May 02, 2007, Epoch Times
A young boy comes of age during the Uruguayan Carnival
Leonardo Ricagni’s story of a young boy’s journey from an illiterate and empty existence to one with spirit and hope uses as its backdrop Uruguay’s festive Carnival. When young Obdulio finds a mentor in the newspaper’s night watchman, he not only learns to read, but to see the magic in the performances of the “Murgas” (Carnival Pierrots) and, in fact, his world.
Obdulio has taken on the responsibility of caring for his grandmother and two younger sisters by forgoing school to sell newspapers on the streets of Montevideo. His dream of becoming a professional football (soccer) player seem far from reach as he struggles to earn what little money he can to supplement his grandmother’s fortune-telling income.
Just as he seems to lose hope, however, a street performer catches his eye and Obdulio’s curiosity leads him to the office of the newspaper’s mysterious night watchman. Taking him under his wing, this caring and charismatic man uses the lyrics of the Murgas to teach Obdulio to read and to see the inner meaning of the songs.
A Dios Momo is an endearing tale that utilizes the dynamics of different relationships with the main character in addition to more symbolism that any one movie really needs to support the ideals of the movie’s message.
It is Obdulio’s grandmother who sums up this message most explicitly when she says, “Magic evaporates when you lose touch with the spirit of things.” The film’s protagonist seems to go through life completely out of touch with “the spirit of things” as he goes through the motions of peddling a newspaper he can’t even read and focusing on the fame he may one day achieve as a professional sports star.
Audiences may find this film to drag on at times as it seems some scenes reiterate ideas and should probably have been cut. Stylistically, the director wanted to create an artistic picture which feels quite transparent and unnecessary for the story. What’s more, the movie seems to end without much resolution of the movie’s theme or the central character’s situation. It simply falls a bit flat.

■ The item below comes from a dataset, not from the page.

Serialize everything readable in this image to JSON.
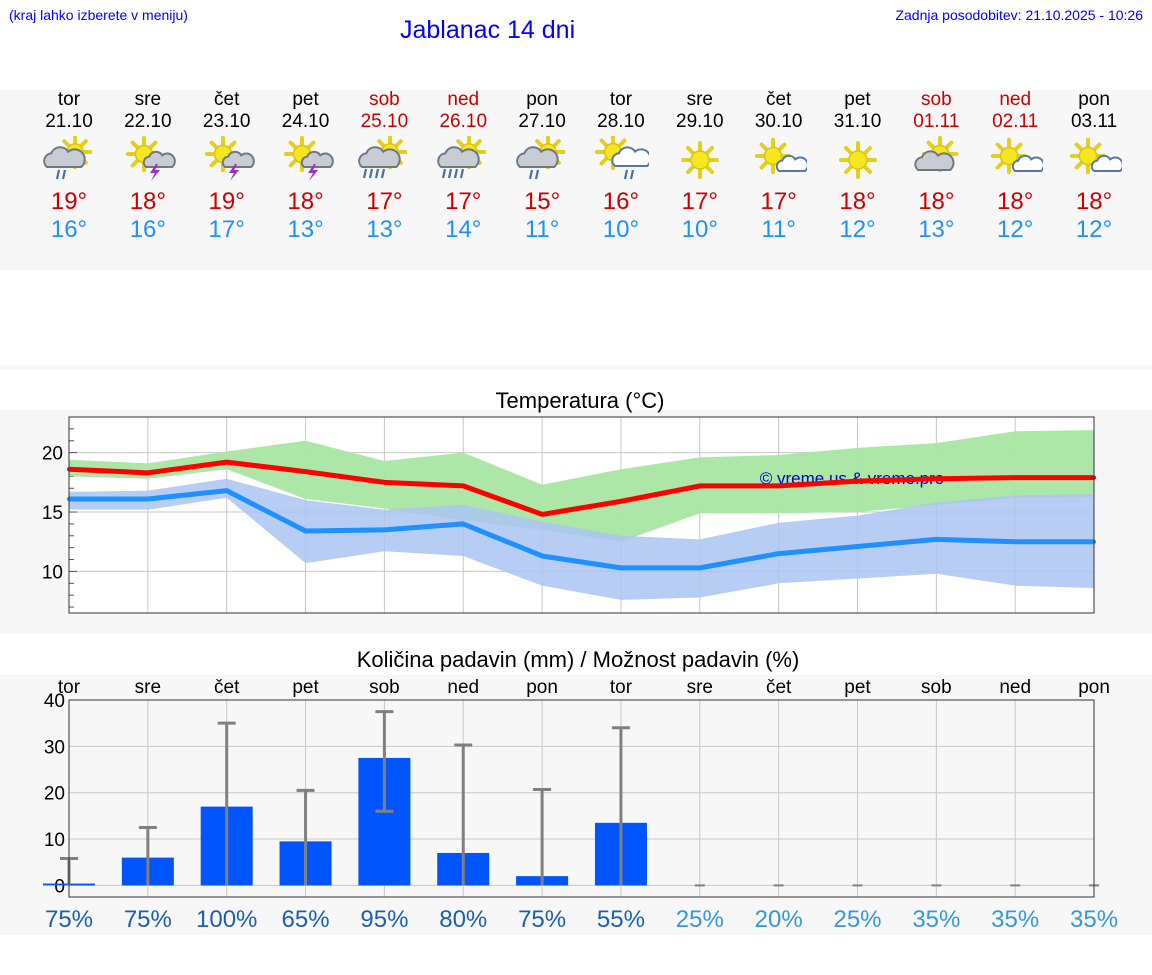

A Dios Momo does have heart, however. The contrast between scenes makes for an interesting tapestry of experiences. The relationships between Obdulio and his best friend, his grandmother, the newspaper night watchman, the Murgas, and a local pub owner allow for full development of the central character and empathy for his plight. The ideals of magic and spirituality as represented in the lyrics of the Murgas spell out the movie’s theme. Such ideals are a refreshing focus for a modern movie.
On the surface, A Dios Momo could use some refinement, but its inner meaning is uplifting. If you plan on seeing this film, just take the advice of Obdulio’s grandmother, and keep your eye on “the spirit of things.”